The authors concluded
There is evidence for an association between clinically diagnosed PDs and subjectively assessed OHRQoL, with greater impact on OHRQoL with increasing severity or extent of PDs, a dose–response relationship. Hence, PDs play an important role in the impact of oral health on the QoL in affected individuals – and consequently should not be considered silent diseases.

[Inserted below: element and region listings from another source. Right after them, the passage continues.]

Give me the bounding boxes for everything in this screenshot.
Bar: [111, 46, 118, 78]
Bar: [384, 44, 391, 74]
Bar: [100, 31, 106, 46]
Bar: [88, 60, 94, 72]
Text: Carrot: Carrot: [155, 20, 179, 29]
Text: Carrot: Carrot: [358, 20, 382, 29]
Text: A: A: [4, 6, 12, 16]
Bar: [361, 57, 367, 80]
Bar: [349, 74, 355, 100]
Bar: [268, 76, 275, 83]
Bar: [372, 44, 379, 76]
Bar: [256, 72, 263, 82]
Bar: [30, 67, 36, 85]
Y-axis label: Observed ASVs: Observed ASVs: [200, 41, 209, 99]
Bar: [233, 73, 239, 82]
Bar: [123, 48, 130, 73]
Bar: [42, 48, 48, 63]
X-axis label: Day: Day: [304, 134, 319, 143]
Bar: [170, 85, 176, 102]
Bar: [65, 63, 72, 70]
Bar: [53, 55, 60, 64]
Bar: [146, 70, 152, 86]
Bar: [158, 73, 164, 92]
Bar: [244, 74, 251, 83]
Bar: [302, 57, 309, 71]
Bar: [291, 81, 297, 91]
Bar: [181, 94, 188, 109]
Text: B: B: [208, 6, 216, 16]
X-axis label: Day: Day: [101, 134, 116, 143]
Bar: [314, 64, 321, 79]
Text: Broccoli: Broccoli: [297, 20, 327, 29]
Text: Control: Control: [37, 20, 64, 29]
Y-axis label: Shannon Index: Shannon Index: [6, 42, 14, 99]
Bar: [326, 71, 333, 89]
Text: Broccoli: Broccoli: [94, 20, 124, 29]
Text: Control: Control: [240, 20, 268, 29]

Since recognition of this association was enhanced when full mouth recording of PPD was performed, clinical implementation of a comprehensive periodontal examination is recommended, in combination with completion of a survey on OHRQoL.
As the authors highlight in their discussion the review is limited by the variation in measurement approached for both PDs and OHRQoL. A range of periodontal parameters were used to measure PDs and many of the studies used partial rather than full mouth recording of disease status. The reviewers point out that in studies with full mouth recording stronger impairment with disease status was noted. The discussion focuses on the studies that reported a positive link between PDs and OHRQoL and there is limited discussion of the 11 studies that did not find an association.
Buset SL, Walter C, Friedmann A, Weiger R, Borgnakke WS, Zitzmann NU. Are periodontal diseases really silent? A systematic review of their effect on quality of life. J Clin Periodontol. 2016 Apr;43(4):333-44. doi: 10.1111/jcpe.12517. Epub 2016 Mar 29. Review. PubMed PMID: 26810308.